Neil Armstrong's spacesuit patch while he was on the moon
EAGLE’S PARKING SPOT--Forty-Four years ago on this date, the Apollo 11 crew, Neil Armstrong, Buzz Aldrin and Michael Collins were making history as NASA’s amazing work force combined to land human beings on the planet.  Few if any engineering/technological accomplishments have rivaled moon walking for capturing the world’s attention.  Of course, the creation of the Internet ranks high on our list of human endeavors, but today discussion here is reserved for the moon landers.

Those of us, who witnessed the moon events on TV easily recall where they were.   My family and I were watching the landing with friends on Menlo Avenue in San Diego.  I remember being teased for holding our 15 month old son in front of the television so he could tell his family and friends that he saw with his own eyes men on the moon.  Silly as it seems, he did witness world and lunar history.  Humans left the planet, landed on another object in the universe and returned alive.

For the first lunar landing, many of us learned that day that Mare Tranquilitatis (Latin for Sea of Tranquility) was the site picked because of its flat surface.  But satellite photos later revealed the moon has few places that aren’t pocked by craters.  On that first landing, Neil Armstrong had to manually pilot the Landing Module to avoid a sharp-rimmed crater 180 meters wide and 30 meters deep.  That crater is called simply “west” and on July 21, 1969 it was “wild west.”
LM image on the moon taken by orbiting LROC satellite in 2009.

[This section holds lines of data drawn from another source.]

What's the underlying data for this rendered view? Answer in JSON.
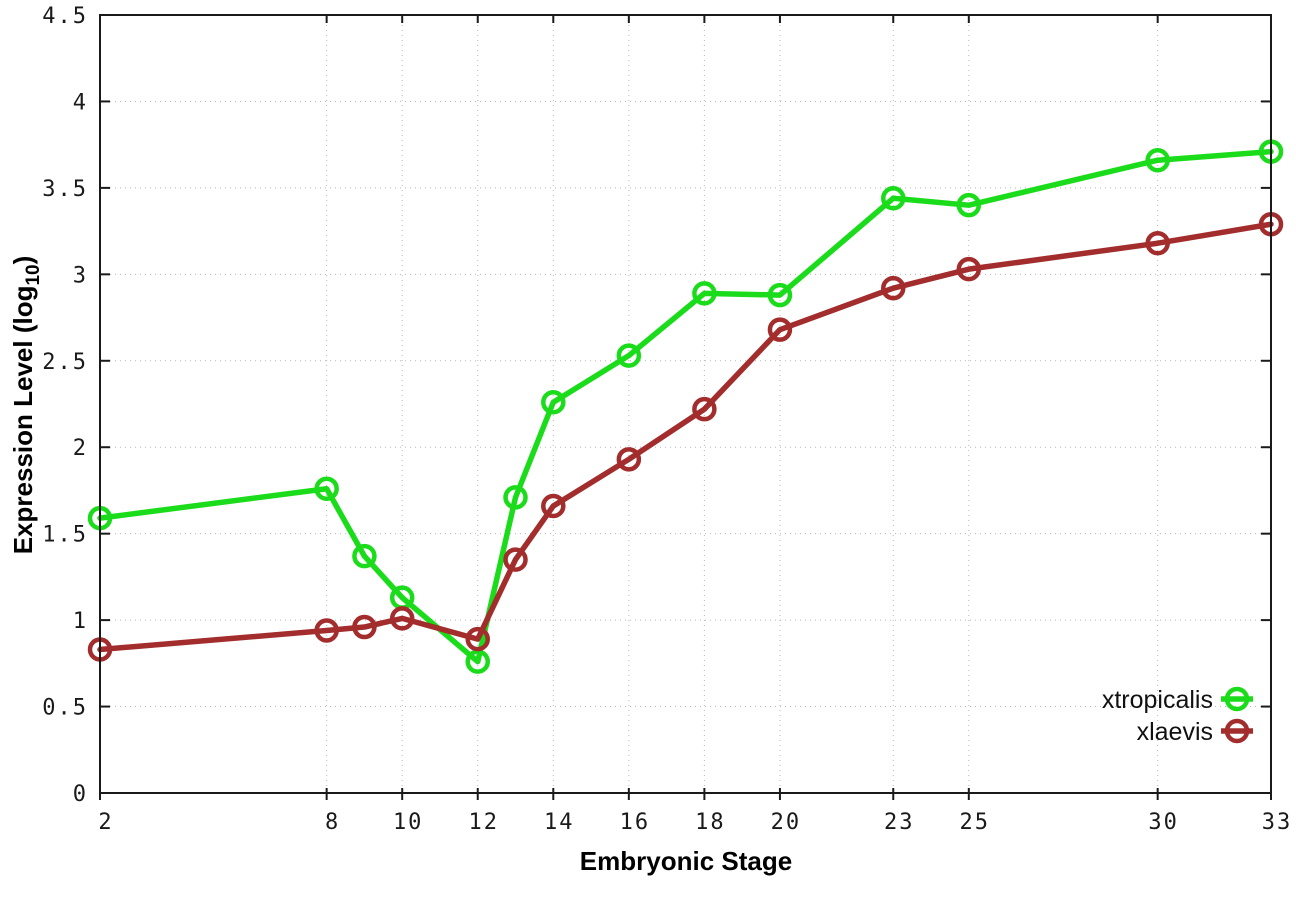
{
  "chart_data": {
    "type": "line",
    "title": "",
    "xlabel": "Embryonic Stage",
    "ylabel": "Expression Level (log10)",
    "ylabel_parts": {
      "main": "Expression Level (log",
      "sub": "10",
      "end": ")"
    },
    "x": [
      2,
      8,
      9,
      10,
      12,
      13,
      14,
      16,
      18,
      20,
      23,
      25,
      30,
      33
    ],
    "series": [
      {
        "name": "xtropicalis",
        "color": "#1BDC1B",
        "values": [
          1.59,
          1.76,
          1.37,
          1.13,
          0.76,
          1.71,
          2.26,
          2.53,
          2.89,
          2.88,
          3.44,
          3.4,
          3.66,
          3.71
        ]
      },
      {
        "name": "xlaevis",
        "color": "#A32D2D",
        "values": [
          0.83,
          0.94,
          0.96,
          1.01,
          0.89,
          1.35,
          1.66,
          1.93,
          2.22,
          2.68,
          2.92,
          3.03,
          3.18,
          3.29
        ]
      }
    ],
    "xlim": [
      2,
      33
    ],
    "ylim": [
      0,
      4.5
    ],
    "x_ticks": {
      "values": [
        2,
        8,
        10,
        12,
        14,
        16,
        18,
        20,
        23,
        25,
        30,
        33
      ],
      "labels": [
        "2",
        "8",
        "10",
        "12",
        "14",
        "16",
        "18",
        "20",
        "23",
        "25",
        "30",
        "33"
      ]
    },
    "y_ticks": {
      "values": [
        0,
        0.5,
        1,
        1.5,
        2,
        2.5,
        3,
        3.5,
        4,
        4.5
      ],
      "labels": [
        "0",
        "0.5",
        "1",
        "1.5",
        "2",
        "2.5",
        "3",
        "3.5",
        "4",
        "4.5"
      ]
    },
    "grid": true,
    "grid_color": "#b8b8b8",
    "border_color": "#1a1a1a",
    "legend_position": "bottom-right-inside",
    "marker": "open-circle"
  }
}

LM landed safely some six kilometers from the original intended landing site.  How amazing is that?  Six meters off target after traveling through the void of space.

The Apollo 11 LM landed about 400 meters west of West crater and 20 kilometers south-southwest of the crater Sabine D in the southwestern part of Mare Tranquilitatis.  Reports from the LM crew said the lunar surface at the landing site consisted of “fragmental debris ranging in size from fine particles to blocks about a meter wide.”

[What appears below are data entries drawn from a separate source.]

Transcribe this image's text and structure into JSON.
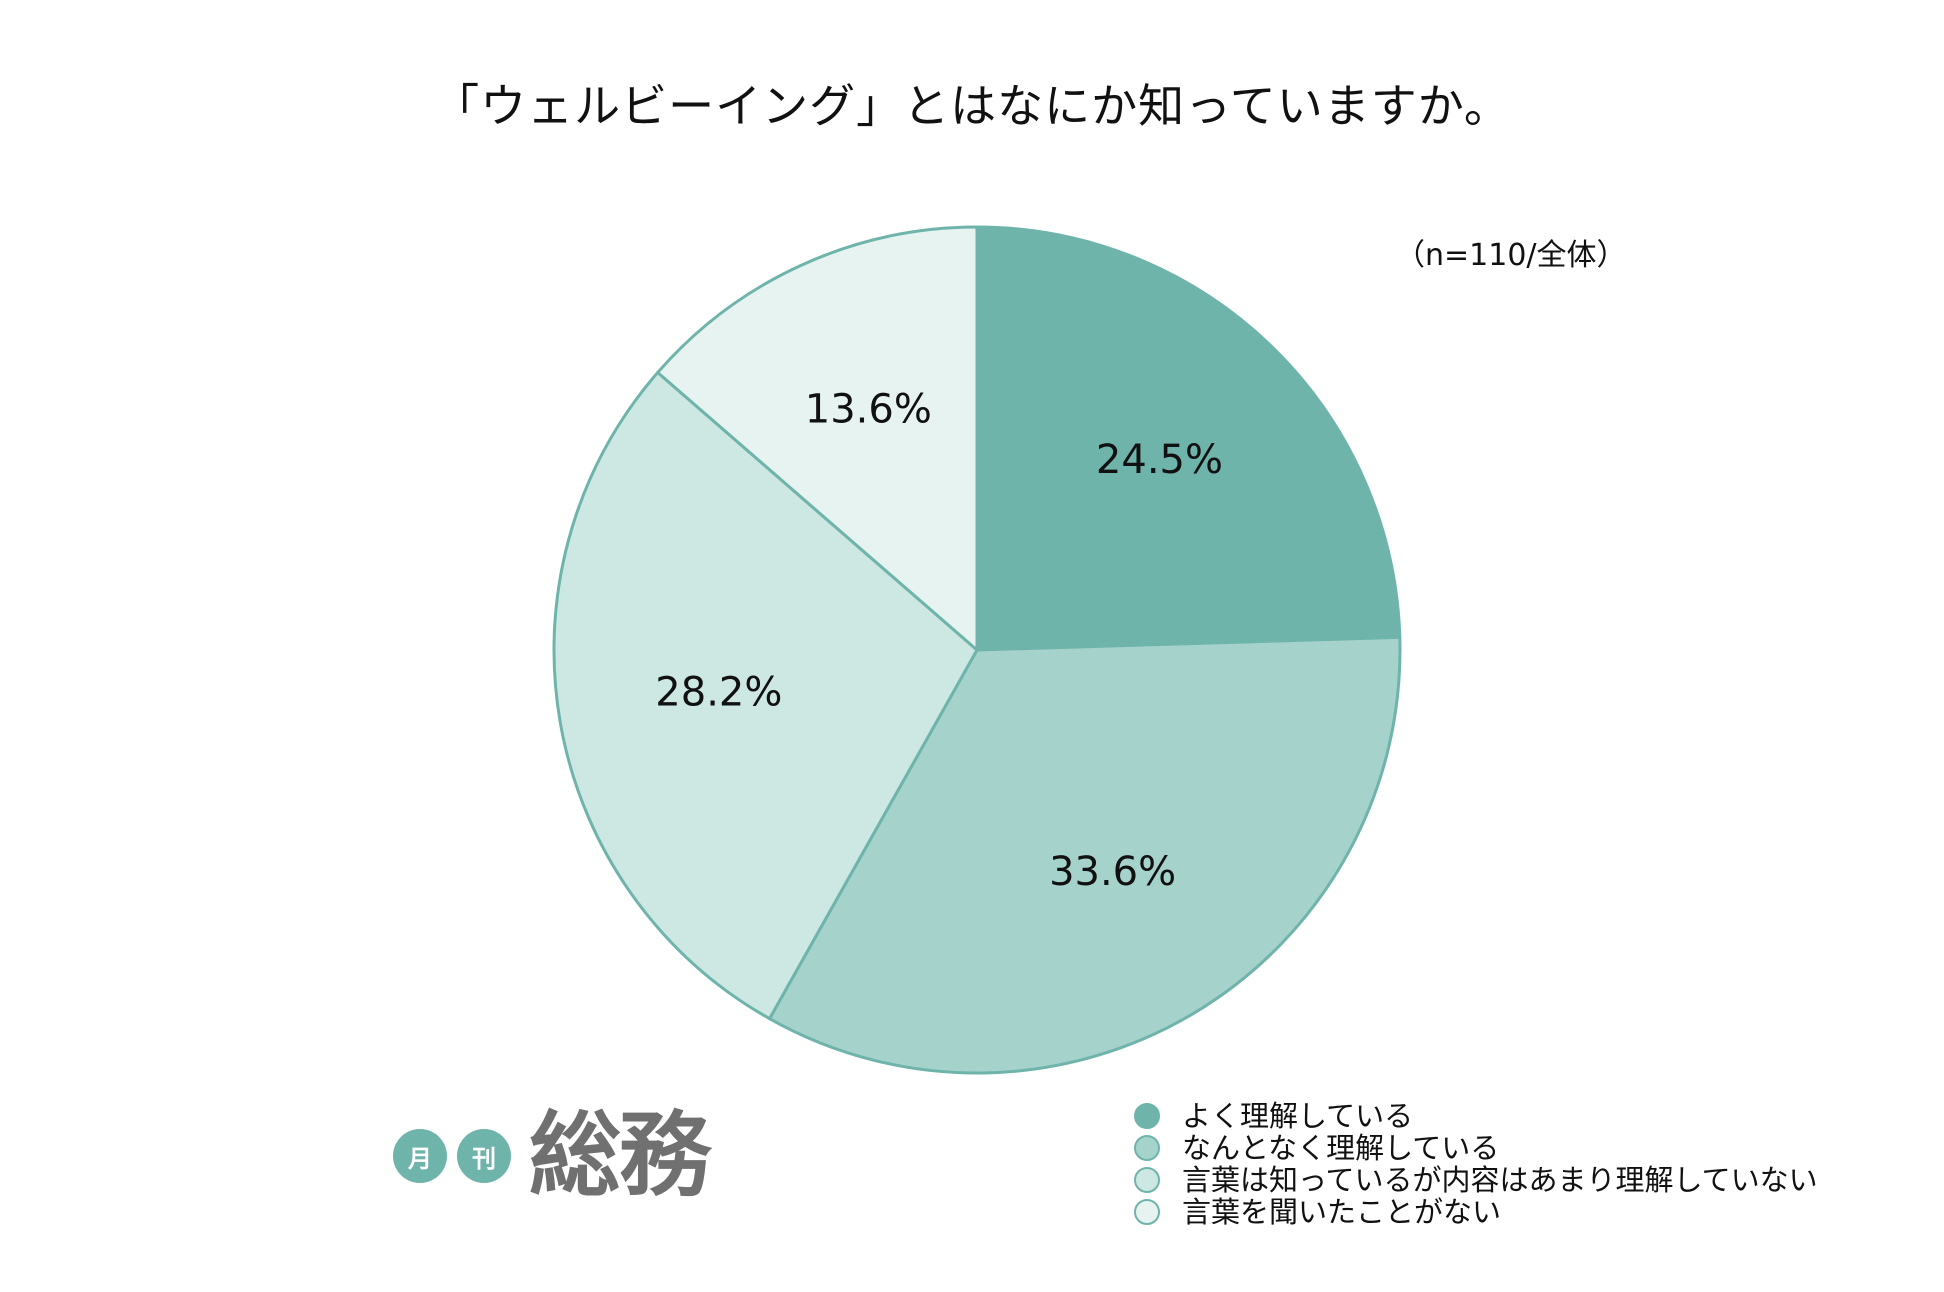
{
  "chart_data": {
    "type": "pie",
    "title": "「ウェルビーイング」とはなにか知っていますか。",
    "note": "（n=110/全体）",
    "categories": [
      "よく理解している",
      "なんとなく理解している",
      "言葉は知っているが内容はあまり理解していない",
      "言葉を聞いたことがない"
    ],
    "values": [
      24.5,
      33.6,
      28.2,
      13.6
    ],
    "value_labels": [
      "24.5%",
      "33.6%",
      "28.2%",
      "13.6%"
    ],
    "colors": [
      "#6fb4ab",
      "#a6d2cc",
      "#cde7e3",
      "#e6f3f1"
    ],
    "stroke_color": "#6fb4ab",
    "start_angle": "12 o'clock",
    "direction": "clockwise",
    "legend_position": "bottom-right"
  },
  "logo": {
    "badge1": "月",
    "badge2": "刊",
    "main": "総務",
    "badge_color": "#6fb4ab"
  }
}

Apollo 11 is now part of a moon parking lot.  The Surveyor 5 (USA) spacecraft is approximately 25 km north-northwest of the LM landing site and the impact crater formed by Ranger 8 (USA) is 68 km northeast of the landing site.

Four decades later, the Apollo 11 site has been photographed by the Lunar Reconnaissance Orbiter Camera (LROC) between July 11 and 15, 2009.
The image on this blog with the arrow is the  image of the Apollo 11 landing site with the descent stage of the LM in view and its shadow indicated by the arrow.


Source: NASA.gov and the Smithsonian Institute

See more cool stuff that Apollo left on moon that's still working today (scroll lower).
Satellite image taken in 2012 of Apollo 11 site

See Moon Landing Video from NASA
https://plus.google.com/+airandspace/posts/Hd3xzsUQKgu

MORE STUFF
Video from LROC satellite focusing on Apollo 11 landing site
http://lroc.sese.asu.edu/news/index.php?/archives/142-Apollo-11-Landing-Site.html

LRRR.  That's the Lunar Laser Ranging Retro Reflector experiment left on the moon by Neil Armstrong about an hour before leaving.  The LRRR reflects laser pulses from Earth to this day and is a way to learn the exact distance between Earth and Moon at time of pulse.

Discarded Cover.  Dust cover that was removed and discarded from the LRRR.

PSEP.  This seismic recording package failed after 21 days on the moon.  Later PSEPs left by other astronauts functioned well.

LM.  Lunar module descent stage.

50 m.  Most of the Apollo 11 landing site fit within a 50 x 50 meter area.  See photo above.

Little West Crater.  In image above footsteps of the astronauts are visible from the LM to Little West Crater directly to the right.